In the paper, Monnat examines county-level drug mortality rates. Two-thirds of these deaths involve heroin, fentanyl, and various prescription opiates. She focuses on non-Hispanic whites—a racial group that, as of 2016, has the highest drug mortality rate. After controlling for demographics, she finds that the average drug mortality rates are highest in large metro counties, and increased most since 2000. The rates decline the further one moves away from urban areas. (In an additional analysis, she crunches the numbers on all racial groups and finds similar results.)
Compared to urban counties, the average rate for most rural ones was 6.2 fewer deaths per 100,000 people in the 2014 to 2016 time period. But rural counties had a larger degree of variability amongst themselves. Southwest Pennsylvania, Central Appalachia, Central Florida, and the Mountain Northwest suffered higher-than-average rates of drug mortality; New York, Virginia, Texas, and the Mississippi Delta saw below-average rates.
So what predicted this variation?
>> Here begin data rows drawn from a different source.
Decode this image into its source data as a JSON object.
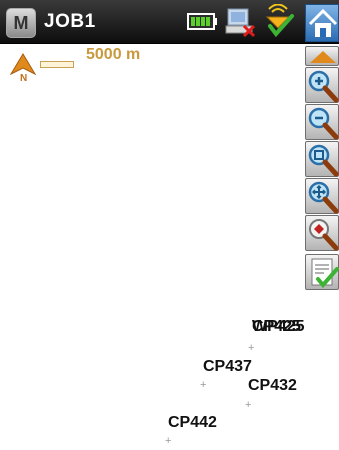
{
  "header": {
    "menu_icon_letter": "M",
    "job_title": "JOB1"
  },
  "map": {
    "scale_label": "5000 m",
    "north_letter": "N",
    "points": [
      {
        "label": "CP425"
      },
      {
        "label": "WP425"
      },
      {
        "label": "CP437"
      },
      {
        "label": "CP432"
      },
      {
        "label": "CP442"
      }
    ],
    "point_marker": "+"
  },
  "colors": {
    "title_bar": "#111111",
    "scale_text": "#c99a3d",
    "north_arrow": "#e08a1e",
    "home_blue": "#2a6cb3",
    "battery_green": "#5bd02a"
  },
  "icons": {
    "menu": "menu-icon",
    "battery": "battery-icon",
    "radio": "radio-disconnected-icon",
    "gnss": "gnss-satellite-icon",
    "home": "home-icon",
    "scroll_up": "triangle-up-icon",
    "zoom_in": "zoom-in-icon",
    "zoom_out": "zoom-out-icon",
    "zoom_extents": "zoom-extents-icon",
    "pan": "pan-icon",
    "filter": "filter-icon",
    "review": "review-list-icon"
  }
}
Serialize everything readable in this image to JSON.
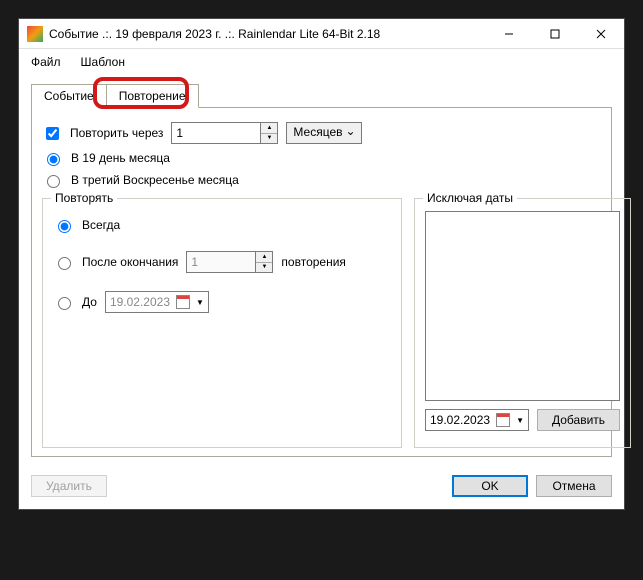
{
  "title": "Событие .:. 19 февраля 2023 г. .:. Rainlendar Lite 64-Bit 2.18",
  "menu": {
    "file": "Файл",
    "template": "Шаблон"
  },
  "tabs": {
    "event": "Событие",
    "repetition": "Повторение"
  },
  "repeat_every": {
    "label": "Повторить через",
    "value": "1",
    "unit": "Месяцев"
  },
  "day_option_a": "В 19 день месяца",
  "day_option_b": "В третий Воскресенье месяца",
  "repeat_group": {
    "legend": "Повторять",
    "always": "Всегда",
    "after_end": {
      "label": "После окончания",
      "value": "1",
      "suffix": "повторения"
    },
    "until": {
      "label": "До",
      "date": "19.02.2023"
    }
  },
  "exclude_group": {
    "legend": "Исключая даты",
    "date": "19.02.2023",
    "add": "Добавить"
  },
  "footer": {
    "delete": "Удалить",
    "ok": "OK",
    "cancel": "Отмена"
  }
}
Monnat’s analysis found that both economic conditions and drug supply were related to higher mortality rates. With respect to economics, characteristics like family distress, population loss, and heavy reliance on mining and service industries seemed to drive up mortality rates. And on the supply side, Monnat looked at the government data on legal opioid prescriptions in each county. She also measured exposure to fentanyl—a powerful painkiller that has been manufactured illegally and is often mixed with heroin or other types of opiates; it’s been linked to many overdose deaths in recent years. For this metric, she used state level data on law enforcement encounters in which the person tested positive for this drug.
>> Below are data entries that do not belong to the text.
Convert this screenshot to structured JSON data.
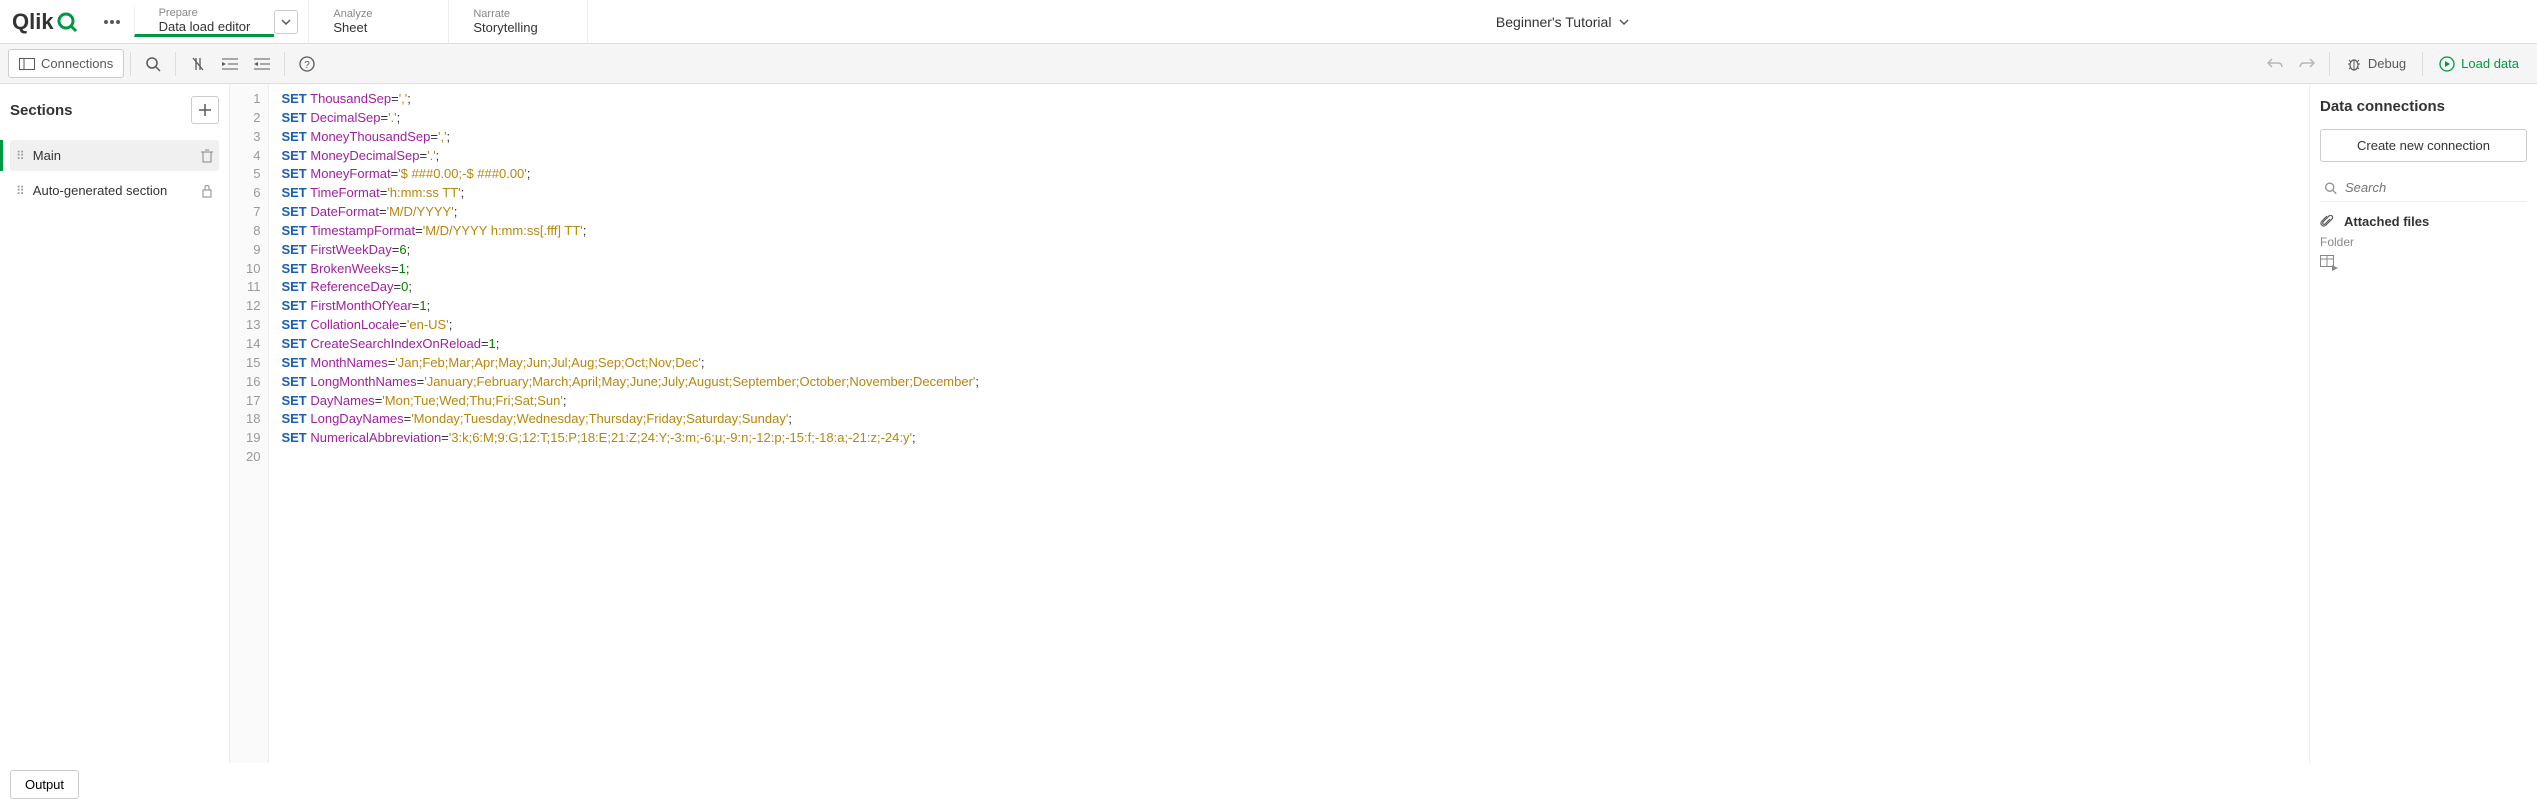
{
  "app_title": "Beginner's Tutorial",
  "nav": {
    "prepare": {
      "small": "Prepare",
      "big": "Data load editor"
    },
    "analyze": {
      "small": "Analyze",
      "big": "Sheet"
    },
    "narrate": {
      "small": "Narrate",
      "big": "Storytelling"
    }
  },
  "toolbar": {
    "connections": "Connections",
    "debug": "Debug",
    "load_data": "Load data"
  },
  "sections": {
    "title": "Sections",
    "items": [
      {
        "label": "Main"
      },
      {
        "label": "Auto-generated section"
      }
    ]
  },
  "right": {
    "title": "Data connections",
    "create": "Create new connection",
    "search_placeholder": "Search",
    "attached": "Attached files",
    "folder": "Folder"
  },
  "footer": {
    "output": "Output"
  },
  "code": [
    {
      "n": 1,
      "t": [
        [
          "kw",
          "SET"
        ],
        [
          "sp",
          " "
        ],
        [
          "var",
          "ThousandSep"
        ],
        [
          "eq",
          "="
        ],
        [
          "str",
          "','"
        ],
        [
          "eq",
          ";"
        ]
      ]
    },
    {
      "n": 2,
      "t": [
        [
          "kw",
          "SET"
        ],
        [
          "sp",
          " "
        ],
        [
          "var",
          "DecimalSep"
        ],
        [
          "eq",
          "="
        ],
        [
          "str",
          "'.'"
        ],
        [
          "eq",
          ";"
        ]
      ]
    },
    {
      "n": 3,
      "t": [
        [
          "kw",
          "SET"
        ],
        [
          "sp",
          " "
        ],
        [
          "var",
          "MoneyThousandSep"
        ],
        [
          "eq",
          "="
        ],
        [
          "str",
          "','"
        ],
        [
          "eq",
          ";"
        ]
      ]
    },
    {
      "n": 4,
      "t": [
        [
          "kw",
          "SET"
        ],
        [
          "sp",
          " "
        ],
        [
          "var",
          "MoneyDecimalSep"
        ],
        [
          "eq",
          "="
        ],
        [
          "str",
          "'.'"
        ],
        [
          "eq",
          ";"
        ]
      ]
    },
    {
      "n": 5,
      "t": [
        [
          "kw",
          "SET"
        ],
        [
          "sp",
          " "
        ],
        [
          "var",
          "MoneyFormat"
        ],
        [
          "eq",
          "="
        ],
        [
          "str",
          "'$ ###0.00;-$ ###0.00'"
        ],
        [
          "eq",
          ";"
        ]
      ]
    },
    {
      "n": 6,
      "t": [
        [
          "kw",
          "SET"
        ],
        [
          "sp",
          " "
        ],
        [
          "var",
          "TimeFormat"
        ],
        [
          "eq",
          "="
        ],
        [
          "str",
          "'h:mm:ss TT'"
        ],
        [
          "eq",
          ";"
        ]
      ]
    },
    {
      "n": 7,
      "t": [
        [
          "kw",
          "SET"
        ],
        [
          "sp",
          " "
        ],
        [
          "var",
          "DateFormat"
        ],
        [
          "eq",
          "="
        ],
        [
          "str",
          "'M/D/YYYY'"
        ],
        [
          "eq",
          ";"
        ]
      ]
    },
    {
      "n": 8,
      "t": [
        [
          "kw",
          "SET"
        ],
        [
          "sp",
          " "
        ],
        [
          "var",
          "TimestampFormat"
        ],
        [
          "eq",
          "="
        ],
        [
          "str",
          "'M/D/YYYY h:mm:ss[.fff] TT'"
        ],
        [
          "eq",
          ";"
        ]
      ]
    },
    {
      "n": 9,
      "t": [
        [
          "kw",
          "SET"
        ],
        [
          "sp",
          " "
        ],
        [
          "var",
          "FirstWeekDay"
        ],
        [
          "eq",
          "="
        ],
        [
          "num",
          "6"
        ],
        [
          "eq",
          ";"
        ]
      ]
    },
    {
      "n": 10,
      "t": [
        [
          "kw",
          "SET"
        ],
        [
          "sp",
          " "
        ],
        [
          "var",
          "BrokenWeeks"
        ],
        [
          "eq",
          "="
        ],
        [
          "num",
          "1"
        ],
        [
          "eq",
          ";"
        ]
      ]
    },
    {
      "n": 11,
      "t": [
        [
          "kw",
          "SET"
        ],
        [
          "sp",
          " "
        ],
        [
          "var",
          "ReferenceDay"
        ],
        [
          "eq",
          "="
        ],
        [
          "num",
          "0"
        ],
        [
          "eq",
          ";"
        ]
      ]
    },
    {
      "n": 12,
      "t": [
        [
          "kw",
          "SET"
        ],
        [
          "sp",
          " "
        ],
        [
          "var",
          "FirstMonthOfYear"
        ],
        [
          "eq",
          "="
        ],
        [
          "num",
          "1"
        ],
        [
          "eq",
          ";"
        ]
      ]
    },
    {
      "n": 13,
      "t": [
        [
          "kw",
          "SET"
        ],
        [
          "sp",
          " "
        ],
        [
          "var",
          "CollationLocale"
        ],
        [
          "eq",
          "="
        ],
        [
          "str",
          "'en-US'"
        ],
        [
          "eq",
          ";"
        ]
      ]
    },
    {
      "n": 14,
      "t": [
        [
          "kw",
          "SET"
        ],
        [
          "sp",
          " "
        ],
        [
          "var",
          "CreateSearchIndexOnReload"
        ],
        [
          "eq",
          "="
        ],
        [
          "num",
          "1"
        ],
        [
          "eq",
          ";"
        ]
      ]
    },
    {
      "n": 15,
      "t": [
        [
          "kw",
          "SET"
        ],
        [
          "sp",
          " "
        ],
        [
          "var",
          "MonthNames"
        ],
        [
          "eq",
          "="
        ],
        [
          "str",
          "'Jan;Feb;Mar;Apr;May;Jun;Jul;Aug;Sep;Oct;Nov;Dec'"
        ],
        [
          "eq",
          ";"
        ]
      ]
    },
    {
      "n": 16,
      "t": [
        [
          "kw",
          "SET"
        ],
        [
          "sp",
          " "
        ],
        [
          "var",
          "LongMonthNames"
        ],
        [
          "eq",
          "="
        ],
        [
          "str",
          "'January;February;March;April;May;June;July;August;September;October;November;December'"
        ],
        [
          "eq",
          ";"
        ]
      ]
    },
    {
      "n": 17,
      "t": [
        [
          "kw",
          "SET"
        ],
        [
          "sp",
          " "
        ],
        [
          "var",
          "DayNames"
        ],
        [
          "eq",
          "="
        ],
        [
          "str",
          "'Mon;Tue;Wed;Thu;Fri;Sat;Sun'"
        ],
        [
          "eq",
          ";"
        ]
      ]
    },
    {
      "n": 18,
      "t": [
        [
          "kw",
          "SET"
        ],
        [
          "sp",
          " "
        ],
        [
          "var",
          "LongDayNames"
        ],
        [
          "eq",
          "="
        ],
        [
          "str",
          "'Monday;Tuesday;Wednesday;Thursday;Friday;Saturday;Sunday'"
        ],
        [
          "eq",
          ";"
        ]
      ]
    },
    {
      "n": 19,
      "t": [
        [
          "kw",
          "SET"
        ],
        [
          "sp",
          " "
        ],
        [
          "var",
          "NumericalAbbreviation"
        ],
        [
          "eq",
          "="
        ],
        [
          "str",
          "'3:k;6:M;9:G;12:T;15:P;18:E;21:Z;24:Y;-3:m;-6:μ;-9:n;-12:p;-15:f;-18:a;-21:z;-24:y'"
        ],
        [
          "eq",
          ";"
        ]
      ]
    },
    {
      "n": 20,
      "t": []
    }
  ]
}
While both economic conditions and drug supply are factors determining drug mortality, Monnat points out that economic conditions continued to be important, even after controlling for the supply side factors. This is where Monnat’s findings contradict some previous studies and support others.
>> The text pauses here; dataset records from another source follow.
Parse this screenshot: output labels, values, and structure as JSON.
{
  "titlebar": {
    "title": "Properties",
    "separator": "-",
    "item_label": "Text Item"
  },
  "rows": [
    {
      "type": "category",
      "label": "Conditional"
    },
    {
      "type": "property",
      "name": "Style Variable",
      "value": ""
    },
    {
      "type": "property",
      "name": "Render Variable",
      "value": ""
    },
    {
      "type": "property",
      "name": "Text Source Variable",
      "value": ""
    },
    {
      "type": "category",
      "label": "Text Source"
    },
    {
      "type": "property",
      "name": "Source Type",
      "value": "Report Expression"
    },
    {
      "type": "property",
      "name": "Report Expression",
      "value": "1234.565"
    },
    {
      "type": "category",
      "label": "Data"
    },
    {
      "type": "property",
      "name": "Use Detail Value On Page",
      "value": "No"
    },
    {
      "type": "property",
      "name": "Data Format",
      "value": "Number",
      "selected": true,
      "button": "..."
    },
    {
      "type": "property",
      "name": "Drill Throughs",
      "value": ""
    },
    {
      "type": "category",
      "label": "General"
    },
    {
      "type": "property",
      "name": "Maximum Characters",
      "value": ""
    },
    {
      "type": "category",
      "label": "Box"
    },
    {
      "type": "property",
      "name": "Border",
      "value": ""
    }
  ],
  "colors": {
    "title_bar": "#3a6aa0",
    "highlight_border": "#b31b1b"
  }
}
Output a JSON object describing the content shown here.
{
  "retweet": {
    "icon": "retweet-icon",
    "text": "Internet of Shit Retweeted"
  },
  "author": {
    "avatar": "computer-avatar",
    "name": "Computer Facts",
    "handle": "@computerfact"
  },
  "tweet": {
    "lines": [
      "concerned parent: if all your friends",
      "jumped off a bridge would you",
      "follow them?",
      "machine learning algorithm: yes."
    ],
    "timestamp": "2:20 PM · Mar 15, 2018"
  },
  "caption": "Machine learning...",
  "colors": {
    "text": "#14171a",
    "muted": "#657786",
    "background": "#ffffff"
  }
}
“What that means is that drug mortality rates aren’t higher in economically distressed places simply because they’ve had a greater supply of opioid prescribing there,” she said. “There’s something about economic distress in and of itself that helps to explain the variation that we’re seeing across the country and the magnitude of the drug crisis.”
How important these factors were also varied: Generally, economic distress seemed to be a stronger determinant in rural areas, whereas in urban areas, it was the supply of drugs. But the effect of these factors was not observed just within county lines. Local economies are interconnected, which means that economic downturn has ripple effects beyond county lines, and drugs travel; that mean drug mortality may also spill over.
“A lot of what’s going on here are regional effects,” she said. “You get regional levels of despair and distress that seemed to reinforce and exacerbate the problem.”
The study has limitations, of course: It gives a snapshot of the crisis over a relatively short period of time, and it can’t say much about how important these predictors are for predicting geographical disparities in opioid overdose among different racial groups. But its findings nevertheless have widespread implications for policymakers grappling with this stubborn problem. Limiting opioid prescriptions and cracking down on illicit fentanyl might be of limited effectiveness when local economic conditions are struggling. Any successful approach would have to to be multifaceted and tailored to the specific region. It would also have to focus on the correct underlying factors that make certain communities more susceptible to this epidemic.
“It's no coincidence that widespread opioid prescribing first started in the most economically vulnerable places of the country—there was vulnerability there,” Monnat said. “These places had been primed to be vulnerable to opioids, which are drugs that numb both physical and mental pain, through decades of economic and social decline.”